# a good amount of snow



## Dag Johnsen (Dec 24, 2018)

Friday was fun:wink2:


----------



## RC20 (Dec 4, 2019)

Looks like about 20 US inches. Sweet. Love the deep ones, hate the 1 inchs snow falls.


----------



## Zavie (Sep 23, 2014)

Very nice, and does look fun. I'm fine waiting a bit for my snow however.


----------



## RC20 (Dec 4, 2019)

We are having a weird winter but that has been the norm for a couple now.


So warm I built a Shed for my Ural (Sidecar). Rain, finally snowed and then we got rain again and all gone.


7 inches a day ago and it could warm up late in the week again, don't like that at all. Nice to get snow and stay.


----------



## Dag Johnsen (Dec 24, 2018)

*Hopefully*



RC20 said:


> We are having a weird winter but that has been the norm for a couple now.
> 
> 
> So warm I built a Shed for my Ural (Sidecar). Rain, finally snowed and then we got rain again and all gone.
> ...




Hopefully we will get normal winters again. Norway has been blessed with goood Winters the last years:smile2:


----------



## Oneacer (Jan 3, 2011)

@Dag,

I am not really a snow lover, but I am a bit envious of all the snow you are getting, as I have many blowers that I want to play with, but it was almost 60 degrees yesterday …… I guess I have to settle for just starting them up and running them around the yard … LOL


----------



## Dag Johnsen (Dec 24, 2018)

*haha*



oneacer said:


> @Dag,
> 
> I am not really a snow lover, but I am a bit envious of all the snow you are getting, as I have many blowers that I want to play with, but it was almost 60 degrees yesterday …… I guess I have to settle for just starting them up and running them around the yard … LOL



Hehe, that is a great idea  In two days Im going to my cabin. A ton of snow are waiting on the terrace for my Yamaha. Will not sell it. Pictures will be posted, hope you will get some snow soon! 


Dag


----------



## RC20 (Dec 4, 2019)

> I am not really a snow lover, but I am a bit envious of all the snow you are getting, as I have many blowers that I want to play with, but it was almost 60 degrees yesterday …… I guess I have to settle for just starting them up and running them around the yard … LOL



Up here, its dark and ugly unless we have snow and I like blowing snow. So the more the better though the one winter we had 130 inches and I got hard put to find a place to pile it!


----------



## notabiker (Dec 14, 2018)

RC20 said:


> Up here, its dark and ugly unless we have snow and I like blowing snow. So the more the better though the one winter we had 130 inches and I got hard put to find a place to pile it![/QUOTE
> 
> 
> What I used to do when I lived up in Anchorage is push the snow as far as I could towards the EOD with a shovel and then blow it on the sidewalk area in front of our house. No one in our area messed with clearing the sidewalks and after a few storms the city guys would come through and pull the snow from the sidewalks/curbs and haul it away so my "snow dump" was empty again. Rinse and repeat!


----------



## RC20 (Dec 4, 2019)

We have no sidewalks so that is a non issue for us.

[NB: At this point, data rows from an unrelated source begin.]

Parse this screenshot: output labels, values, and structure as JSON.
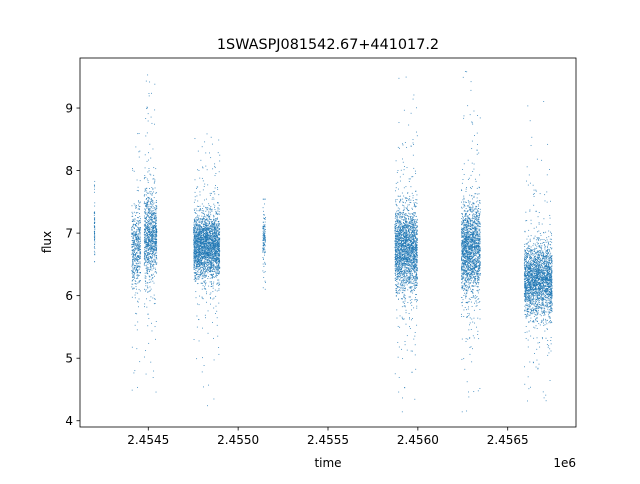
{
  "chart_data": {
    "type": "scatter",
    "title": "1SWASPJ081542.67+441017.2",
    "xlabel": "time",
    "ylabel": "flux",
    "x_offset_label": "1e6",
    "x_scale_factor": 1000000,
    "xlim": [
      2454120,
      2456880
    ],
    "ylim": [
      3.9,
      9.8
    ],
    "xticks": [
      2454500,
      2455000,
      2455500,
      2456000,
      2456500
    ],
    "xtick_labels": [
      "2.4545",
      "2.4550",
      "2.4555",
      "2.4560",
      "2.4565"
    ],
    "yticks": [
      4,
      5,
      6,
      7,
      8,
      9
    ],
    "ytick_labels": [
      "4",
      "5",
      "6",
      "7",
      "8",
      "9"
    ],
    "grid": false,
    "legend": "none",
    "marker_color": "#1f77b4",
    "marker": "small dots",
    "series": [
      {
        "clusters": [
          {
            "x_range": [
              2454197,
              2454200
            ],
            "y_center": 7.05,
            "y_core_spread": 0.35,
            "y_extreme": [
              6.55,
              7.9
            ],
            "density": 0.12
          },
          {
            "x_range": [
              2454405,
              2454455
            ],
            "y_center": 6.75,
            "y_core_spread": 0.55,
            "y_extreme": [
              4.3,
              8.6
            ],
            "density": 0.55
          },
          {
            "x_range": [
              2454475,
              2454545
            ],
            "y_center": 6.95,
            "y_core_spread": 0.6,
            "y_extreme": [
              4.4,
              9.6
            ],
            "density": 0.8
          },
          {
            "x_range": [
              2454750,
              2454895
            ],
            "y_center": 6.8,
            "y_core_spread": 0.45,
            "y_extreme": [
              4.15,
              9.25
            ],
            "density": 1.0
          },
          {
            "x_range": [
              2455135,
              2455150
            ],
            "y_center": 6.9,
            "y_core_spread": 0.3,
            "y_extreme": [
              6.0,
              7.55
            ],
            "density": 0.3
          },
          {
            "x_range": [
              2455870,
              2455995
            ],
            "y_center": 6.75,
            "y_core_spread": 0.6,
            "y_extreme": [
              4.15,
              9.55
            ],
            "density": 1.0
          },
          {
            "x_range": [
              2456240,
              2456345
            ],
            "y_center": 6.75,
            "y_core_spread": 0.65,
            "y_extreme": [
              4.15,
              9.6
            ],
            "density": 1.0
          },
          {
            "x_range": [
              2456590,
              2456745
            ],
            "y_center": 6.25,
            "y_core_spread": 0.5,
            "y_extreme": [
              4.2,
              9.5
            ],
            "density": 0.85
          }
        ]
      }
    ]
  }
}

We do have 15 feet of city property in the front lawn. The know that and use it which is fine with me even if it overflows onto the main lawn. Helps everyone out and I can clean up a bit of gravel. 



Otherwise I pretty much have unlimited places to put sow include neighbors yards (nothing there where the properly lines are and my U shape driveway goes from property line to property line pretty much)_ 



That said I did not pack my snow the way I would have if I had known the 130 inches were coming! Got myself in a jam in a few places. 

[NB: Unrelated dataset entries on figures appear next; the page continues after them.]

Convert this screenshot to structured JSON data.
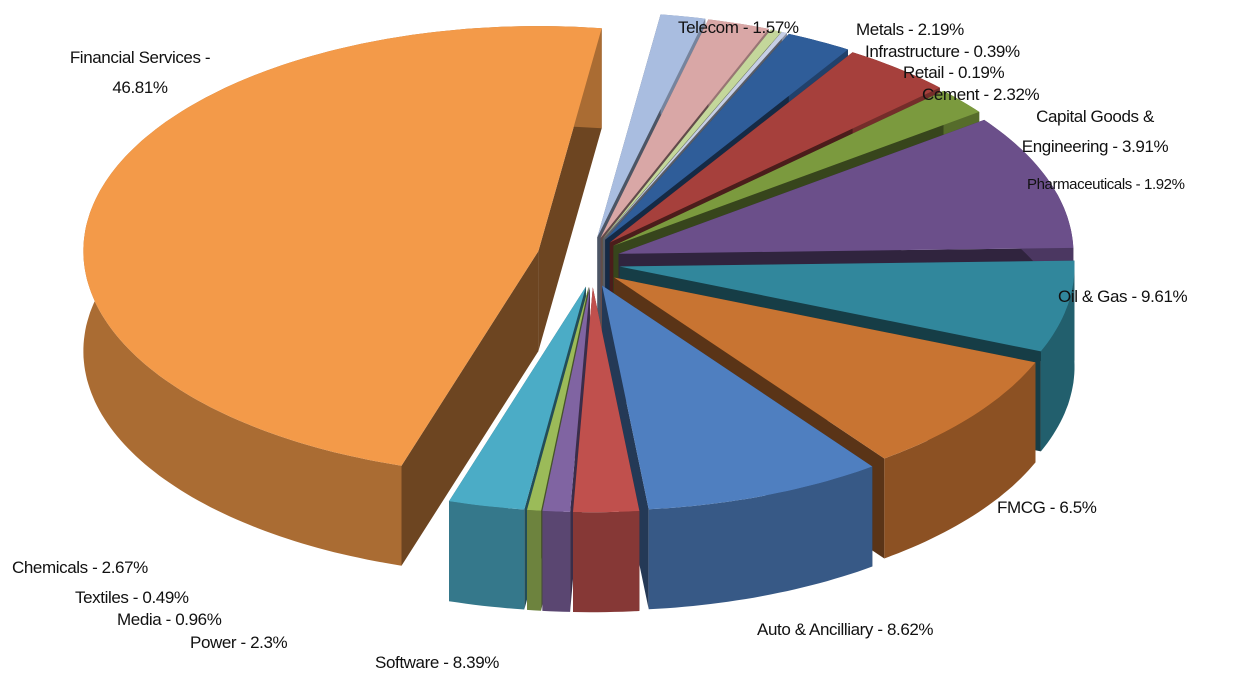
{
  "chart_data": {
    "type": "pie3d",
    "labels": [
      "Telecom - 1.57%",
      "Metals - 2.19%",
      "Infrastructure - 0.39%",
      "Retail - 0.19%",
      "Cement - 2.32%",
      "Capital Goods & Engineering - 3.91%",
      "Pharmaceuticals - 1.92%",
      "Oil & Gas  - 9.61%",
      "FMCG - 6.5%",
      "Auto & Ancilliary - 8.62%",
      "Software - 8.39%",
      "Power - 2.3%",
      "Media - 0.96%",
      "Textiles - 0.49%",
      "Chemicals - 2.67%",
      "Financial Services - 46.81%"
    ],
    "values": [
      1.57,
      2.19,
      0.39,
      0.19,
      2.32,
      3.91,
      1.92,
      9.61,
      6.5,
      8.62,
      8.39,
      2.3,
      0.96,
      0.49,
      2.67,
      46.81
    ],
    "colors": [
      "#a9bde0",
      "#d9a7a6",
      "#c4d79b",
      "#c6cfe6",
      "#2f5d99",
      "#a6403c",
      "#7b9a3e",
      "#6b4f8a",
      "#31879c",
      "#c87432",
      "#4f7fc0",
      "#c0504d",
      "#8064a2",
      "#9bbb59",
      "#4bacc6",
      "#f39a49"
    ]
  }
}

The Tri Plex I managed had no place to put snow so we had to blow to the end of the dead end street (about 120 feet). City got mad at us but the owner would not pay to have hauled off.


----------



## penna stogey (Nov 25, 2019)

Excellent snow, SnowNado....Nothing here but cold beer!!!


----------



## RC20 (Dec 4, 2019)

We have hit into a snow cycle. Nothing dramatic, 7 inches of f amazingly dry movie like stuff yesterday.


More coming down today. Another 5 inches maybe. Temps are lower and going lower so it will stick. Nice, if we are going to have winter we should have winter.


----------